Directed by Masood Haque, the film has at its center the Imam of an Albany mosque, Yassin Aref, who – along with pizza shop owner, Mohammed Hossain – finds himself the focus of an elaborate FBI sting. In a plea bargain, a convicted felon, Malik, is sent undercover by the FBI to entrap the young Imam. FBI’s strategy (according to those closest to the case): trick Yassin into becoming a witness for a convoluted money laundering scheme, and then tenuously connect this scheme to a fake terror plot. Mission accomplished: the FBI manufactures a terrorist and then solves its own “crime.”
“A decade-in-the-making, “Witness” is riveting and essential viewing, a taut mix of interviews, archival news footage and FBI audio and video recordings. It tells a tale that’s at once global and local, and does so with a rare, unforced intimacy, showing viewers the complicated individuals behind the headlines.” – Sara Foss, AlbanyProper.com
Witness touches on a host of contemporary issues, ranging from the War on Terror to the balance between civil liberties and security. Most importantly, it examines the idea of due process. The documentary also grapples with the idea of preemptive prosecutions, used against hundreds of Muslims as well as the role of media in becoming an arm of the government’s disinformation campaign.
The documentary will be followed by a Q&A discussion with:
Carl Strock: Moderator; Journalist who covered the case for the Daily Gazette
Masood Haque: Director of the documentary
Mohammed Hossain: one of the two Albany Muslims targeted by the FBI in 2003-2004 in a sting that involved his pizzeria business
Stephen Downs: attorney for Yassin Aref, the Albany imam who was the FBI’s real target and was convicted largely due to secret evidence that neither his lawyers nor the jury saw.

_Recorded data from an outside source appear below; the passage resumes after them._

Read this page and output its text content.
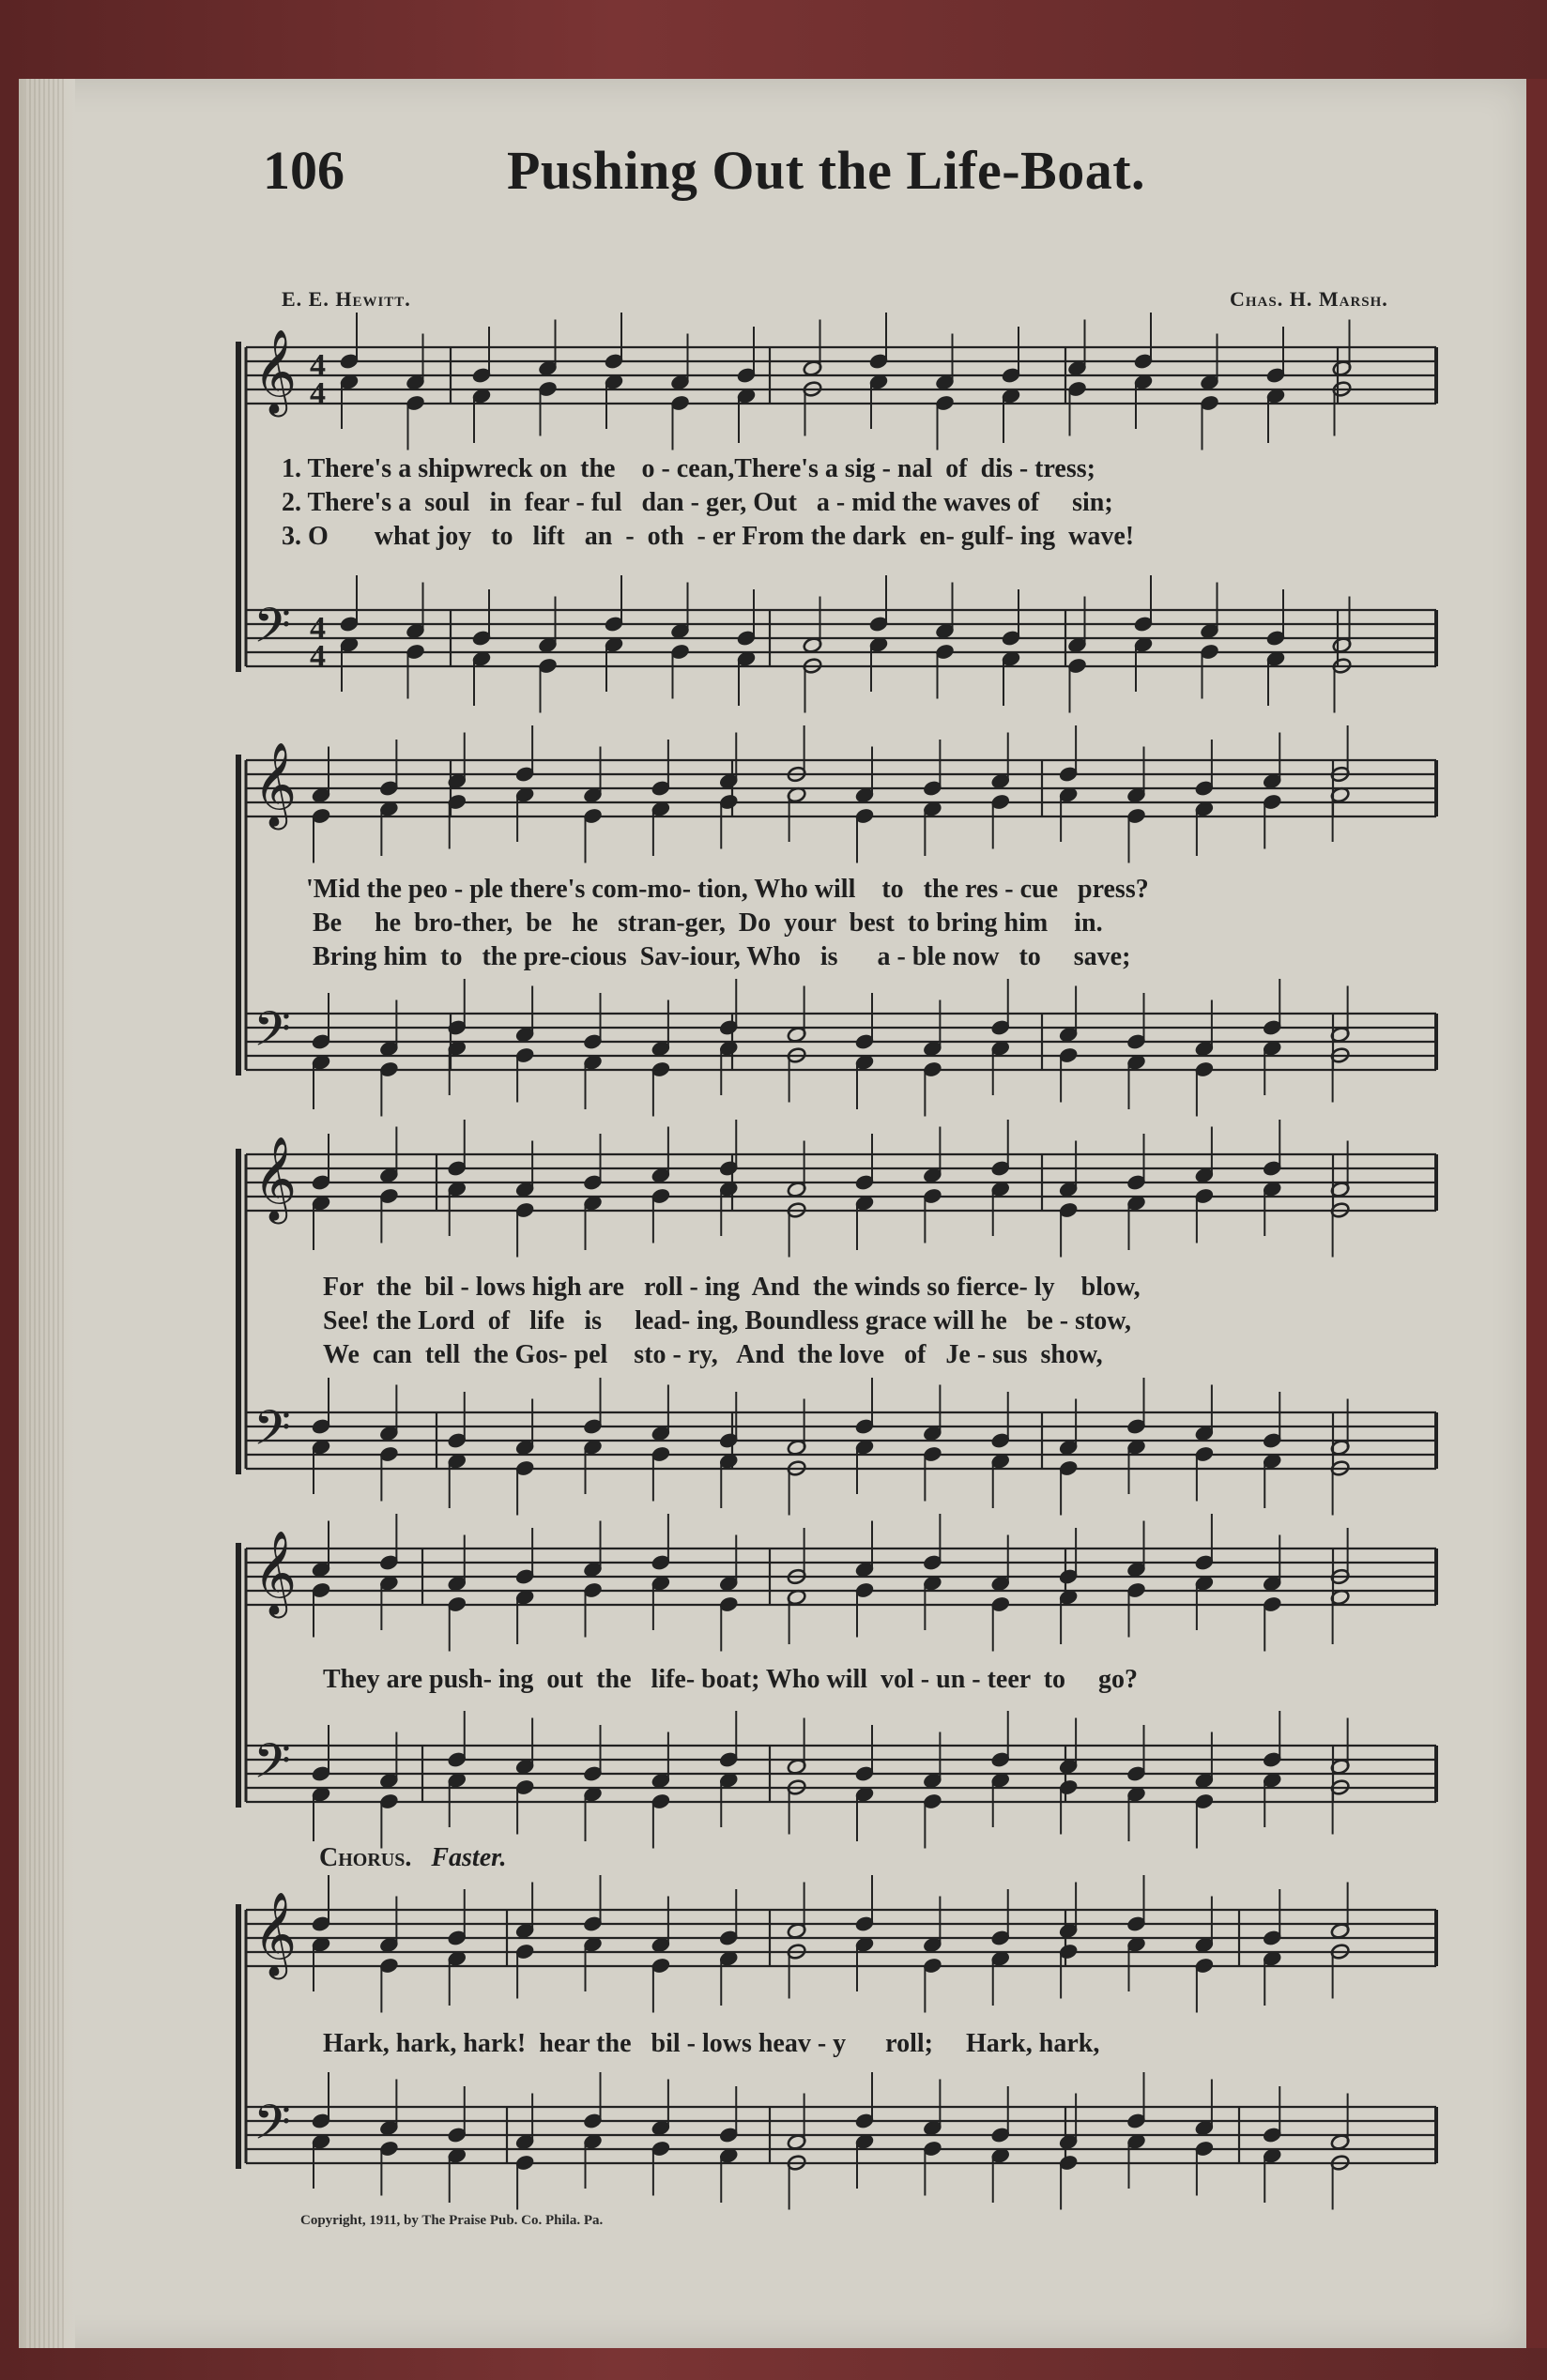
106	Pushing Out the Life-Boat.
E. E. Hewitt.	Chas. H. Marsh.
𝄞
𝄢
𝄞
𝄢
𝄞
𝄢
𝄞
𝄢
𝄞
𝄢
4
4
4
4
1. There's a shipwreck on  the    o - cean,There's a sig - nal  of  dis - tress;
2. There's a  soul   in  fear - ful   dan - ger, Out   a - mid the waves of     sin;
3. O       what joy   to   lift   an  -  oth  - er From the dark  en- gulf- ing  wave!
'Mid the peo - ple there's com-mo- tion, Who will    to   the res - cue   press?
Be     he  bro-ther,  be   he   stran-ger,  Do  your  best  to bring him    in.
Bring him  to   the pre-cious  Sav-iour, Who   is      a - ble now   to     save;
For  the  bil - lows high are   roll - ing  And  the winds so fierce- ly    blow,
See! the Lord  of   life   is     lead- ing, Boundless grace will he   be - stow,
We  can  tell  the Gos- pel    sto - ry,   And  the love   of   Je - sus  show,
They are push- ing  out  the   life- boat; Who will  vol - un - teer  to     go?
Chorus. Faster.
Hark, hark, hark!  hear the   bil - lows heav - y      roll;     Hark, hark,
Copyright, 1911, by The Praise Pub. Co. Phila. Pa.
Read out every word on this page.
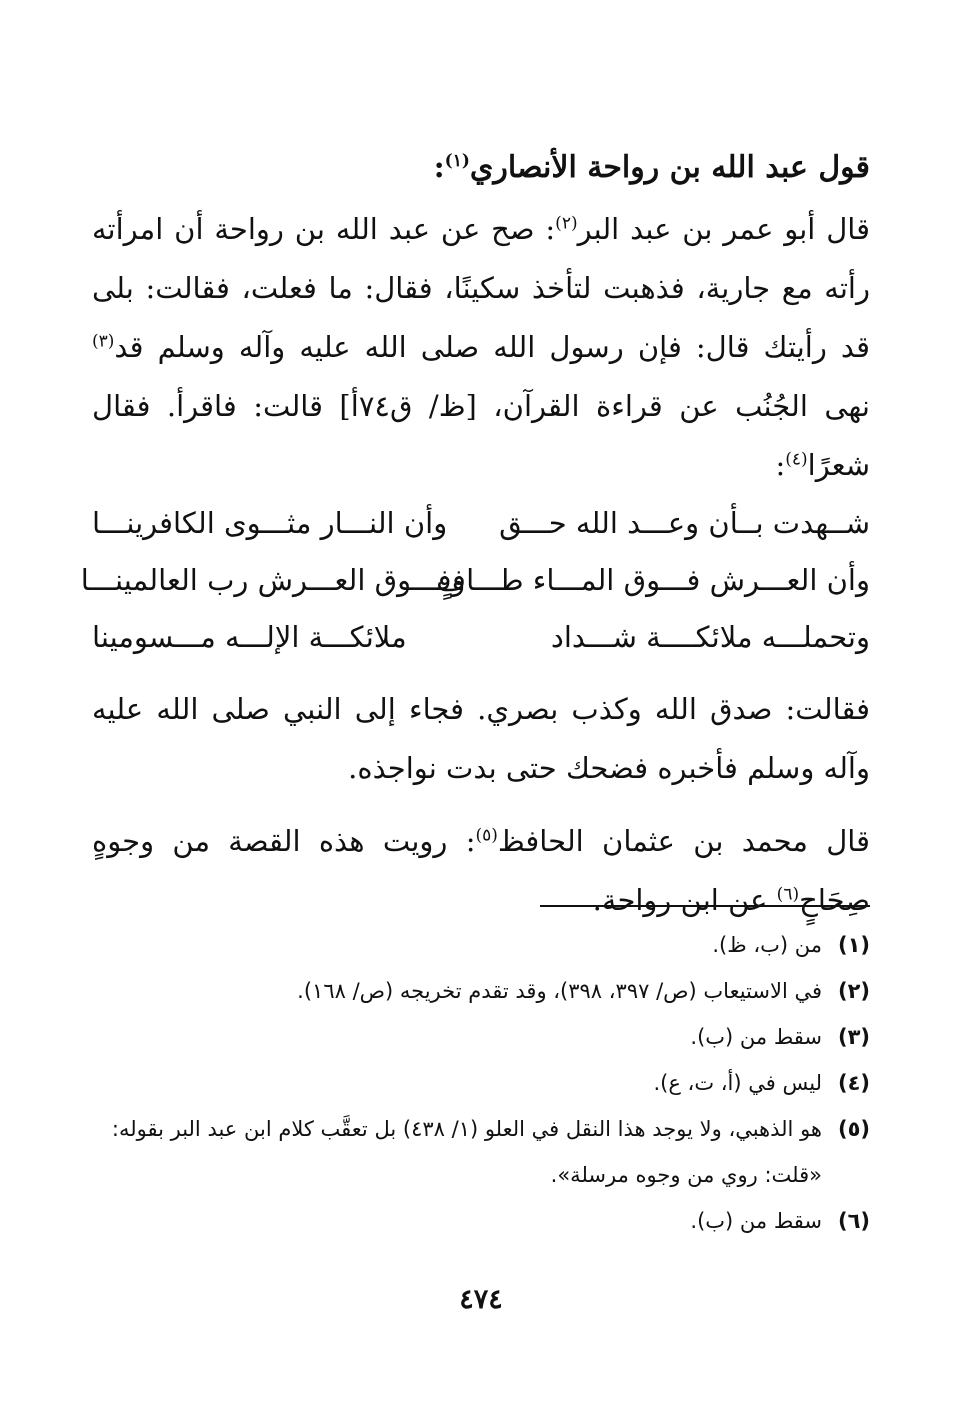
قول عبد الله بن رواحة الأنصاري$^{(١)}$:

قال أبو عمر بن عبد البر$^{(٢)}$: صح عن عبد الله بن رواحة أن امرأته رأته مع جارية، فذهبت لتأخذ سكينًا، فقال: ما فعلت، فقالت: بلى قد رأيتك قال: فإن رسول الله صلى الله عليه وآله وسلم قد$^{(٣)}$ نهى الجُنُب عن قراءة القرآن، [ظ/ ق٧٤أ] قالت: فاقرأ. فقال شعرًا$^{(٤)}$:

شــهدت بــأن وعـــد الله حـــق
وأن النـــار مثـــوى الكافرينـــا
وأن العـــرش فـــوق المـــاء طـــافٍ
وفـــوق العـــرش رب العالمينـــا
وتحملـــه ملائكــــة شـــداد
ملائكـــة الإلـــه مـــسومينا

فقالت: صدق الله وكذب بصري. فجاء إلى النبي صلى الله عليه وآله وسلم فأخبره فضحك حتى بدت نواجذه.

قال محمد بن عثمان الحافظ$^{(٥)}$: رويت هذه القصة من وجوهٍ صِحَاحٍ$^{(٦)}$ عن ابن رواحة.

(١)
من (ب، ظ).
(٢)
في الاستيعاب (ص/ ٣٩٧، ٣٩٨)، وقد تقدم تخريجه (ص/ ١٦٨).
(٣)
سقط من (ب).
(٤)
ليس في (أ، ت، ع).
(٥)
هو الذهبي، ولا يوجد هذا النقل في العلو (١/ ٤٣٨) بل تعقَّب كلام ابن عبد البر بقوله: «قلت: روي من وجوه مرسلة».
(٦)
سقط من (ب).
٤٧٤
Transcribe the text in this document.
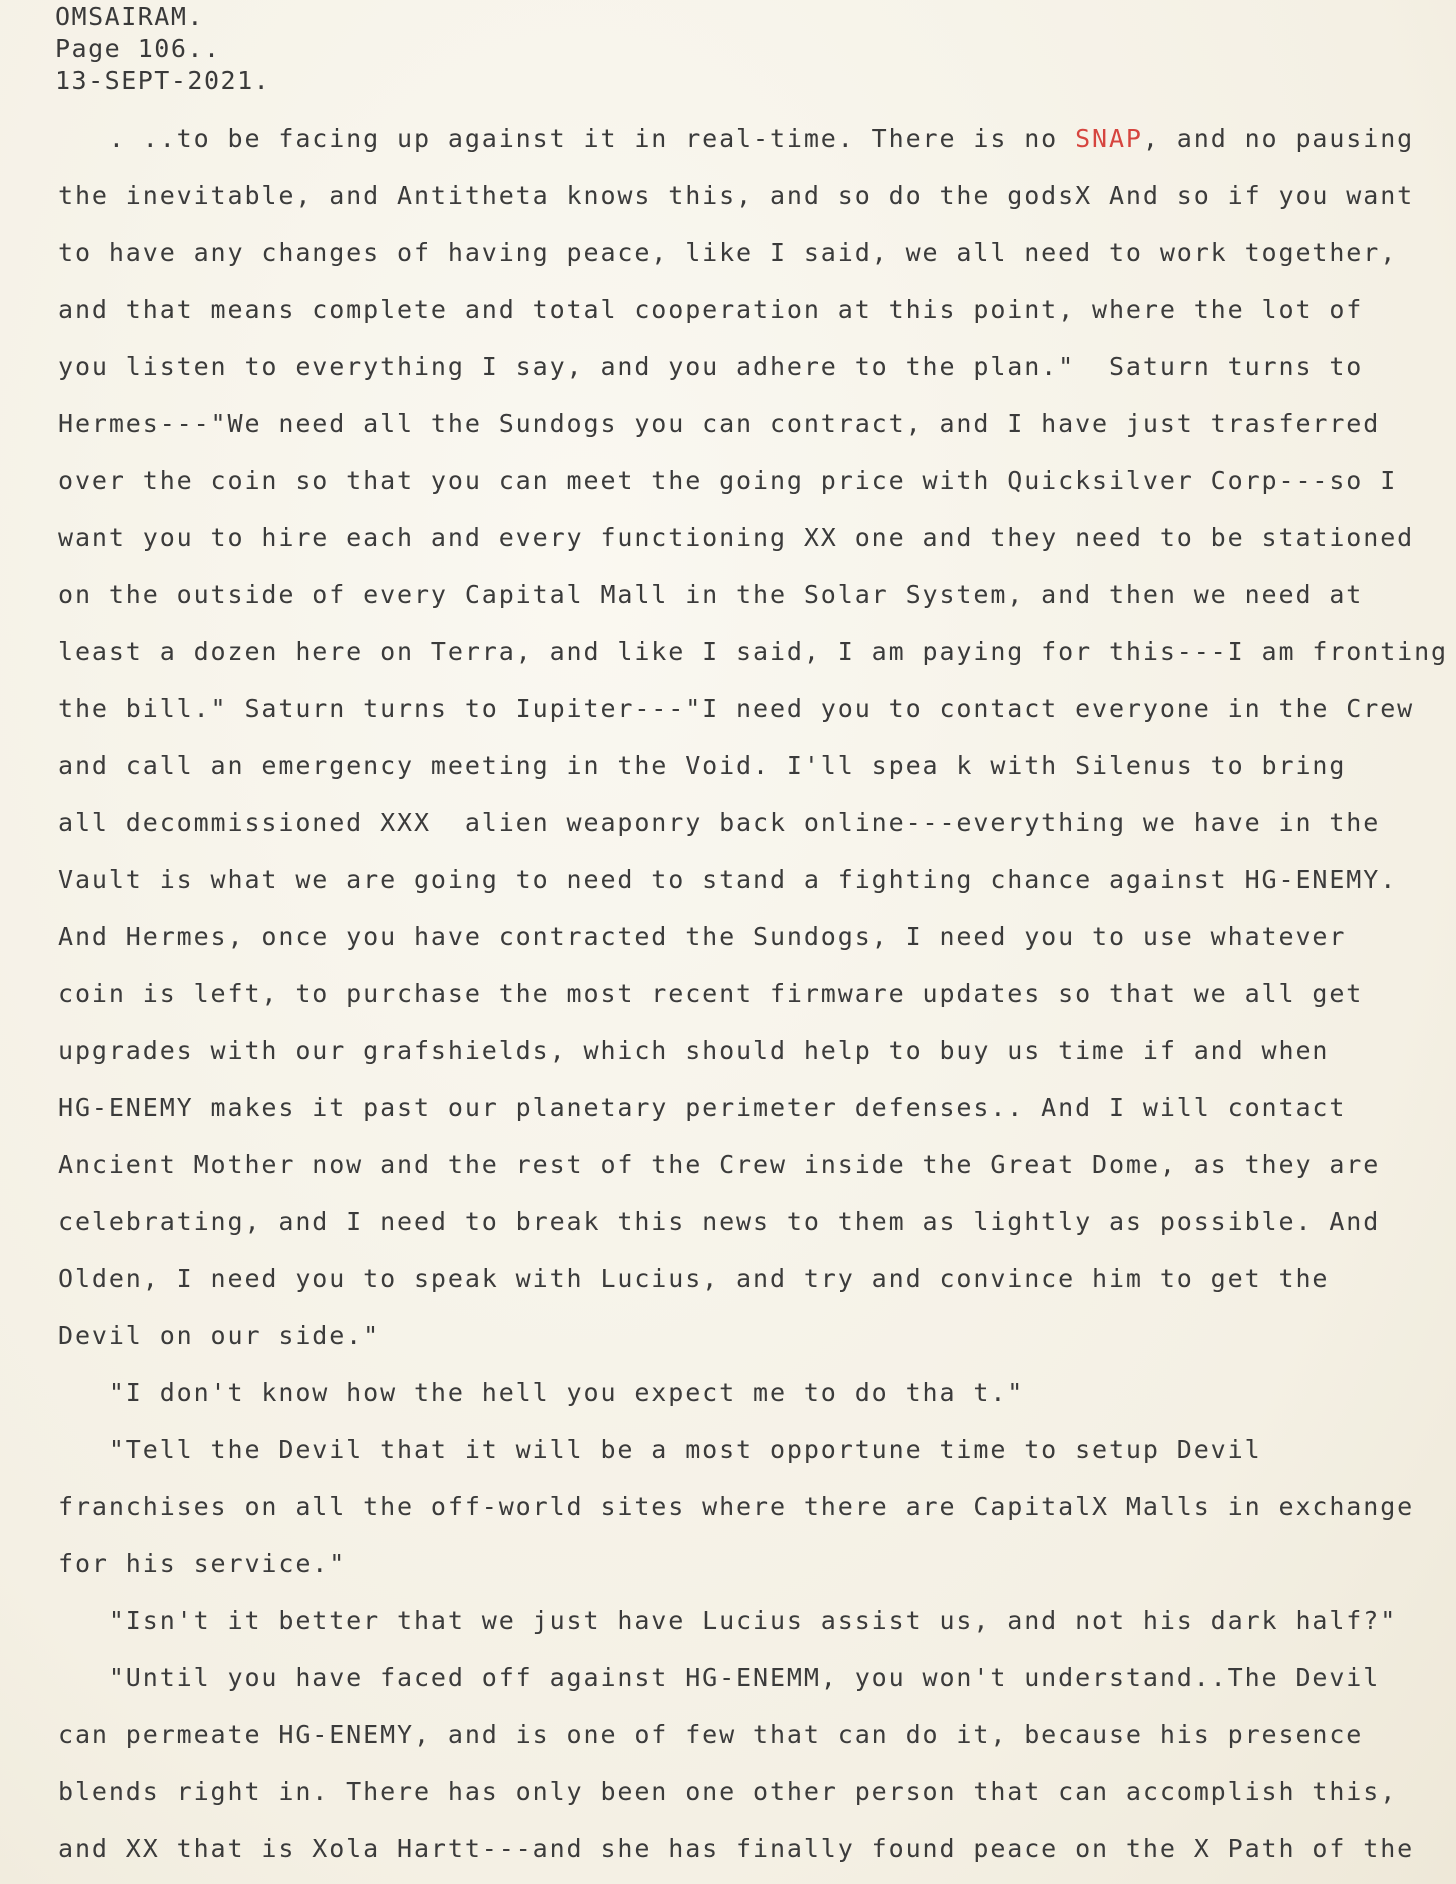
OMSAIRAM.
Page 106..
13-SEPT-2021.
. ..to be facing up against it in real-time. There is no SNAP, and no pausing
the inevitable, and Antitheta knows this, and so do the godsX And so if you want
to have any changes of having peace, like I said, we all need to work together,
and that means complete and total cooperation at this point, where the lot of
you listen to everything I say, and you adhere to the plan."  Saturn turns to
Hermes---"We need all the Sundogs you can contract, and I have just trasferred
over the coin so that you can meet the going price with Quicksilver Corp---so I
want you to hire each and every functioning XX one and they need to be stationed
on the outside of every Capital Mall in the Solar System, and then we need at
least a dozen here on Terra, and like I said, I am paying for this---I am fronting
the bill." Saturn turns to Iupiter---"I need you to contact everyone in the Crew
and call an emergency meeting in the Void. I'll spea k with Silenus to bring
all decommissioned XXX  alien weaponry back online---everything we have in the
Vault is what we are going to need to stand a fighting chance against HG-ENEMY.
And Hermes, once you have contracted the Sundogs, I need you to use whatever
coin is left, to purchase the most recent firmware updates so that we all get
upgrades with our grafshields, which should help to buy us time if and when
HG-ENEMY makes it past our planetary perimeter defenses.. And I will contact
Ancient Mother now and the rest of the Crew inside the Great Dome, as they are
celebrating, and I need to break this news to them as lightly as possible. And
Olden, I need you to speak with Lucius, and try and convince him to get the
Devil on our side."
"I don't know how the hell you expect me to do tha t."
"Tell the Devil that it will be a most opportune time to setup Devil
franchises on all the off-world sites where there are CapitalX Malls in exchange
for his service."
"Isn't it better that we just have Lucius assist us, and not his dark half?"
"Until you have faced off against HG-ENEMM, you won't understand..The Devil
can permeate HG-ENEMY, and is one of few that can do it, because his presence
blends right in. There has only been one other person that can accomplish this,
and XX that is Xola Hartt---and she has finally found peace on the X Path of the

Co-sponsoring groups of this event:
Muslim Solidarity Committee, a support and activist group, was founded in 2006 immediately after the men’s convictions, and advocates for and supports Aref and Hossain and their families.
Project SALAM (Support And Legal Advocacy for Muslims), a national support group, founded in 2010 and based in Albany, which advocates for other Muslims and their families throughout the country who have been unjustly targeted and convicted in the “War on Terror.”
Coalition for Civil Freedoms, a survivor-led nonprofit organization, based in Washington, D.C., is dedicated to ending the abuses of the U.S. domestic “War on Terror.” Founded in 2010, CCF is a coalition of civil liberties and human rights organizations that challenge preemptive prosecution and the post-9/11 targeting, surveillance, and criminalization of Muslim communities.
Special thanks to Jeanne Finley for her assistance with organizing this event. Finley is one of the original members of the Muslim Solidarity Committee and Project SALAM, and will introduce the panel. Additionally, she edited and published Yassin Aref’s memoir, Son of Mountains: My Life as a Kurd and a Terror Suspect, and the late Dr. Shamshad Ahmad’s book about the Aref-Hossain case, Rounded Up: Artificial Terrorists and Muslim Entrapment Since 9/11.